Bakpia adalah oleh-oleh yang paling pas untuk dibawa. Kami memilih Bakpia 25, memang bakpia yang paling terkenal. Bakpia Pathuk "25" terletak di Jl. AIP II KS Tubun NG I/504, desa Pathuk Yogyakarta. Di sana sih disambut baik oleh salah satu pegawainya. Sampai dipersilahkan kami untuk melihat prosesnya dan juga mengabadikannya. Seru.. Dan nggak khawatir, karena memang ini langsung disajikan masih panas.
Bakpia 25
Beringin Kembar
Berakhir sudah menghabiskan uang, memang sudah sangat malam pukul setengah sebelas malam. Sahabat saya tinton nggak akan pernah bisa tidur kalau belum main ke alun-alun selatan, ya Beringin Kembar yang penuh dengan mitos dan misteri. 
Mitosnya sih katanya memang jaman dulu, ada pemuda yang ingin menikahi anak sultan. tapi syaratnya harus bisa melewati 2 pohon itu dengan mata tertutup. Eh nyatanya dia gagal. Katanya hanya orang yang tulus dan baik hatinya yang bisa melewatinya Lebih lanjut sih klik disini.
Intinya kalau yang berhasil itu bisa sesuai sama apa yang diharapkan, hatinya baik dan tulus. kalau kata kami sih Fokus. Segala sesuatu ya fokus. Alhamdulilah setelah gagal diputaran pertama jarena belok dan sedikit lagi nabrak, putaran ke-2 berhasil. Tinton juga diputaran pertama berhasil, kedua eh muter dia, serongnya jauh banget. Coba lagi berhasil. Bos memang  sudah percaya diri duluan, jadi dia berhasil. Firza aduh entah kemana arahnya _ _! haha. 
Tapi yang saya liat memang ngga banyak yang berhasil. Malah ada yang berputar 180 derajat. Aneh tapi nyata. Apa ngga tulus gitu? Antara mitos dan kepercayaan diri. :)

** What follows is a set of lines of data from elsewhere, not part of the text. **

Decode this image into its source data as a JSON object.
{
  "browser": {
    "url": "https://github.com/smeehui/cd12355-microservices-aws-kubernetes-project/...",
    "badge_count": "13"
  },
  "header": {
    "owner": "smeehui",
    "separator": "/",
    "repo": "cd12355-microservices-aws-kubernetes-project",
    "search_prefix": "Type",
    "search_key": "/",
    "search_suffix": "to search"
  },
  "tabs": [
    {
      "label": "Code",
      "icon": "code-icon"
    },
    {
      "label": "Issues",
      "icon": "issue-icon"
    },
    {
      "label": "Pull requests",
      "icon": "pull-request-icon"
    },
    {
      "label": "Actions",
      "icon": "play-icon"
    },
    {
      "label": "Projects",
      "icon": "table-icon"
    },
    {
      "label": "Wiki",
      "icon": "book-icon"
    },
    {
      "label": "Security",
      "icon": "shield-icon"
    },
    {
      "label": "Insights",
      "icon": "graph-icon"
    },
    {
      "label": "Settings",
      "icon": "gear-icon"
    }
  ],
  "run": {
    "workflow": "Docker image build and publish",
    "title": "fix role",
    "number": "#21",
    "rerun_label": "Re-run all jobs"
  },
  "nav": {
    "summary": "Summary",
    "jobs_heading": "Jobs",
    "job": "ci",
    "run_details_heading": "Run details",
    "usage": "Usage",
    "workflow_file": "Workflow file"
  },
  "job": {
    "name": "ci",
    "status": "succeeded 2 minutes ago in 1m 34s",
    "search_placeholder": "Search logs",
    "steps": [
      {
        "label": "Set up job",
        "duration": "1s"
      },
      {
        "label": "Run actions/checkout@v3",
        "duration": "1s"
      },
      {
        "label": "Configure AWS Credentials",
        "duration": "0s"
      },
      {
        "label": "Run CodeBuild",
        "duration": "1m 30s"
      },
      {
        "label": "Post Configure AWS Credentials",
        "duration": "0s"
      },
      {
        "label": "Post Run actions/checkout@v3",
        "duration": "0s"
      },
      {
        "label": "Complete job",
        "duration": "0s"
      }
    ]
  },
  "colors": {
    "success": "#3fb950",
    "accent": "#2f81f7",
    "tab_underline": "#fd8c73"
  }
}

Jam dua belas malam sudah. Sayang melewatkan momen malam satu suro. Malam Satu Suro (Tahun Baru Islam) di Jogja penuh dengan segala macam nuansa kental keraton dan  jaman dulu. Adat seperti ini yang baru saya lihat dan saksikan. Sindennya trus pakaiannya. Amazing deh! Satu suro ramai dengan penduduk sekitar. Upacara selesai, setelah itu konon katanya jalan bisu selama 5 KM. hmhm kita sih memilih kembali ke penginapan, lagi-lagi jalan kaki. ha..ha..
Malam Satu Suro

Yah kita pulang ke Bandung. Terima Kasih Jogja atas liburan, pengalamannya, cerita dan juga potretnya. ^^

Bye Jogja, See You Next Time

1 komentar:

thanks ya sudah mengunjungi blog saya ;)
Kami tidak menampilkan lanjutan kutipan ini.